Ende Januar berichtete diese Zeitung, der SC Korb werde seine erste Frauenmannschaft nicht für die kommende Saison melden, und der VfL Waiblingen habe das Angebot, eine Spielgemeinschaft zu bilden, abgelehnt. Jetzt stehen die Korber Handballerinnen in der 3. Liga Süd auf Rang eins – und flugs wird die SG doch gegründet. Zu verlockend ist die Chance, in der Saison 2017/18 in der 2. Bundesliga zu spielen und aus dem Nichts mit einer zweiten Mannschaft in der Baden-Württemberg-Oberliga vertreten zu sein.

Unterschrieben wurde der Vertrag Ende vergangener Woche von Vertretern beider Vereine. Ausdrücklich ist in einer gemeinsamen Presseerklärung der Vereine von einer „Zweckgemeinschaft“ die Rede, gebildet wird die Frauen-Spielgemeinschaft (FSG) nur für die kommende Saison.

Die Chance zu bieten, in der 2. Bundesliga zu spielen

Übereinstimmend sagen Karsten Reichmann (Vorsitzender VfL), Nadir Arif (Sportlicher Leiter VfL), Rolf Gruber (Vorstandsmitglied SC-Hauptverein) und der Korber Trainer Jürgen Krause, es gehe darum, den Spielerinnen des SC als möglichem Meister in der 3. Liga Süd die Chance zu bieten, in der 2. Bundesliga zu spielen.

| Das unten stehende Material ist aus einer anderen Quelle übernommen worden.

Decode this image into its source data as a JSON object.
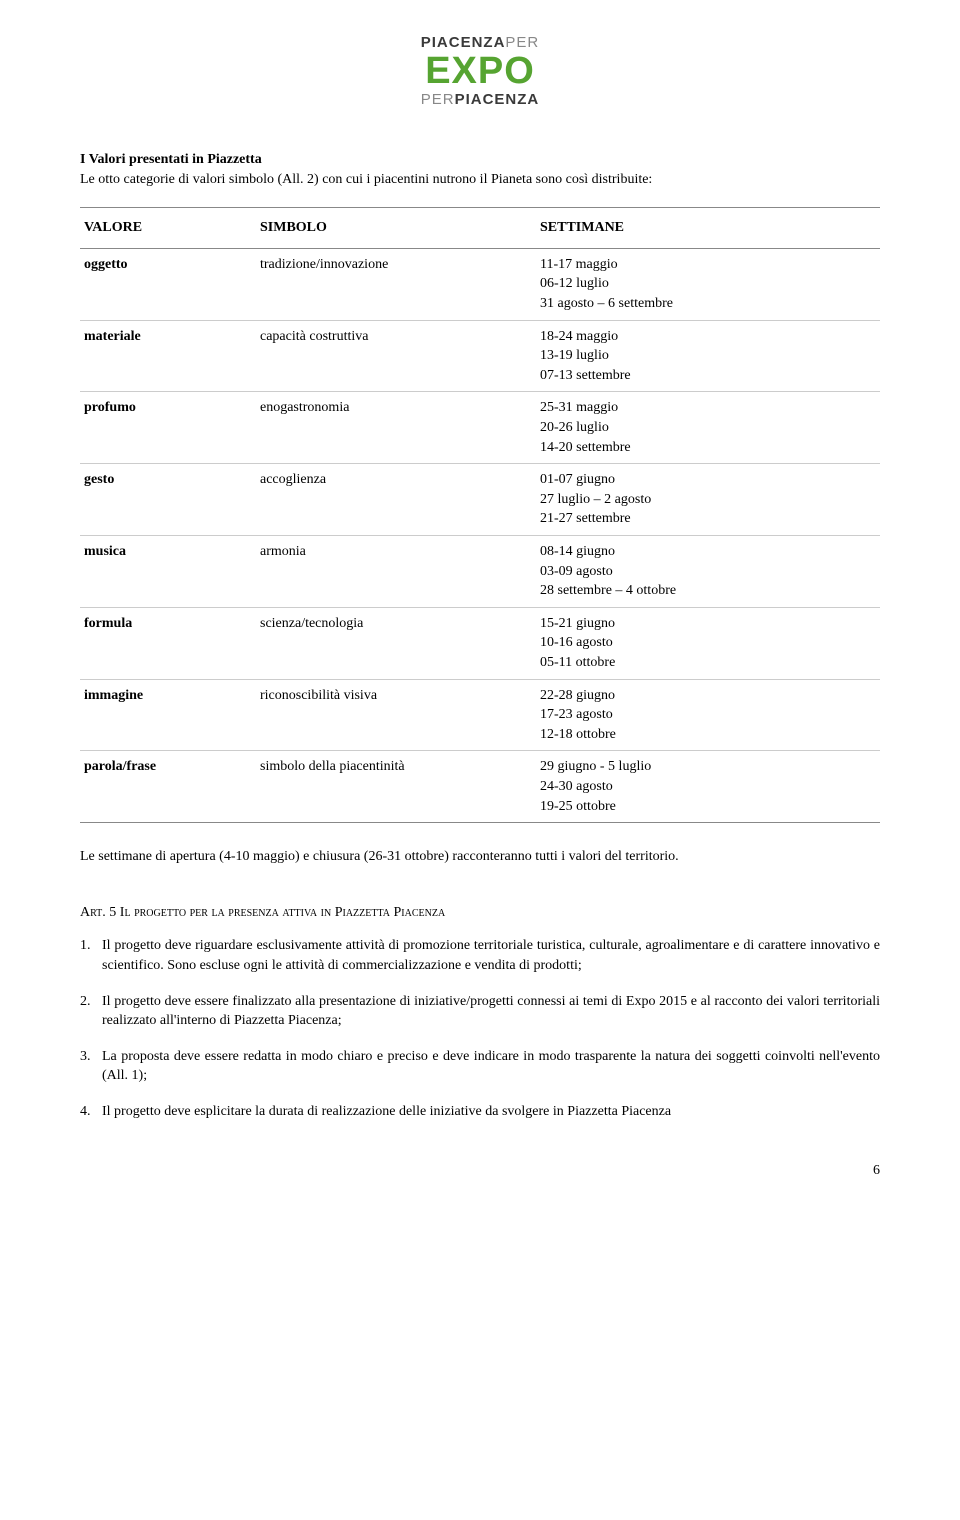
{
  "logo": {
    "line1_bold": "PIACENZA",
    "line1_light": "PER",
    "line2": "EXPO",
    "line3_light": "PER",
    "line3_bold": "PIACENZA"
  },
  "intro": {
    "title": "I Valori presentati in Piazzetta",
    "text": "Le otto categorie di valori simbolo (All. 2) con cui i piacentini nutrono il Pianeta sono così distribuite:"
  },
  "table": {
    "headers": [
      "VALORE",
      "SIMBOLO",
      "SETTIMANE"
    ],
    "rows": [
      {
        "valore": "oggetto",
        "simbolo": "tradizione/innovazione",
        "settimane": "11-17 maggio\n06-12 luglio\n31 agosto – 6 settembre"
      },
      {
        "valore": "materiale",
        "simbolo": "capacità costruttiva",
        "settimane": "18-24 maggio\n13-19 luglio\n07-13 settembre"
      },
      {
        "valore": "profumo",
        "simbolo": "enogastronomia",
        "settimane": "25-31 maggio\n20-26 luglio\n14-20 settembre"
      },
      {
        "valore": "gesto",
        "simbolo": "accoglienza",
        "settimane": "01-07 giugno\n27 luglio – 2 agosto\n21-27 settembre"
      },
      {
        "valore": "musica",
        "simbolo": "armonia",
        "settimane": "08-14 giugno\n03-09 agosto\n28 settembre – 4 ottobre"
      },
      {
        "valore": "formula",
        "simbolo": "scienza/tecnologia",
        "settimane": "15-21 giugno\n10-16 agosto\n05-11 ottobre"
      },
      {
        "valore": "immagine",
        "simbolo": "riconoscibilità visiva",
        "settimane": "22-28 giugno\n17-23 agosto\n12-18 ottobre"
      },
      {
        "valore": "parola/frase",
        "simbolo": "simbolo della piacentinità",
        "settimane": "29 giugno - 5 luglio\n24-30 agosto\n19-25 ottobre"
      }
    ]
  },
  "note": "Le settimane di apertura (4-10 maggio) e chiusura (26-31 ottobre) racconteranno tutti i valori del territorio.",
  "section": {
    "prefix": "Art. 5 ",
    "title": "Il progetto per la presenza attiva in Piazzetta Piacenza"
  },
  "requirements": [
    "Il progetto deve riguardare esclusivamente attività di promozione territoriale turistica, culturale, agroalimentare e di carattere innovativo e scientifico. Sono escluse ogni le attività di commercializzazione e vendita di prodotti;",
    "Il progetto deve essere finalizzato alla presentazione di iniziative/progetti connessi ai temi di Expo 2015 e al racconto dei valori territoriali realizzato all'interno di Piazzetta Piacenza;",
    "La proposta deve essere redatta in modo chiaro e preciso e deve indicare in modo trasparente la natura dei soggetti coinvolti nell'evento (All. 1);",
    "Il progetto deve esplicitare la durata di realizzazione delle iniziative da svolgere in Piazzetta Piacenza"
  ],
  "page_number": "6"
}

Und somit den verdienten Lohn für eine herausragende Saison einzuheimsen. Eile war geboten, denn bis zum 1. April muss der Antrag für die Bildung einer SG gestellt werden. Der Zeitdruck habe sich positiv auf die Verhandlungen ausgewirkt, sagt Gruber. Es sei schnell und effizient gearbeitet worden.

Rettung der Drittliga- beziehungsweise Zweitligalizenz des SC Korb

Zweck der FSG ist es, die Drittliga- beziehungsweise Zweitligalizenz des SC Korb zu retten. Die wäre beim Korber Rückzug, der wegen befürchteter finanzieller Risiken eigentlich schon beschlossen gewesen war (wir haben berichtet), wohl an ein Team aus einem anderen Landesverband gegangen. In Waiblingen sind die finanziellen Möglichkeiten aufgrund zahlungskräftiger Sponsoren größer, insofern ergibt die Zusammenarbeit Sinn.

Großer Gewinner ist aber der VfL Waiblingen. Seine Drittliga-Mannschaft spielte während der laufenden Saison lange gegen den Abstieg und ist derzeit gerade mal Achter, Team II führt nach dem Rückzug aus der Landesliga die unterste Spielklasse, die Kreisliga B, verlustpunktfrei an.

Künftig drei Teams

Dank der FSG wird es künftig unter Federführung des VfL drei Teams geben. Die erste Mannschaft, bisher SC Korb, spielt entweder in der 2. Bundesliga oder in der 3. Liga Süd, die zweite, bisher VfL Waiblingen, in der Baden-Württemberg-Oberliga. Team III, bislang SC Korb II, wird als derzeitiger Tabellenzweiter in der Bezirksklasse entweder wieder dort oder in der Bezirksliga antreten.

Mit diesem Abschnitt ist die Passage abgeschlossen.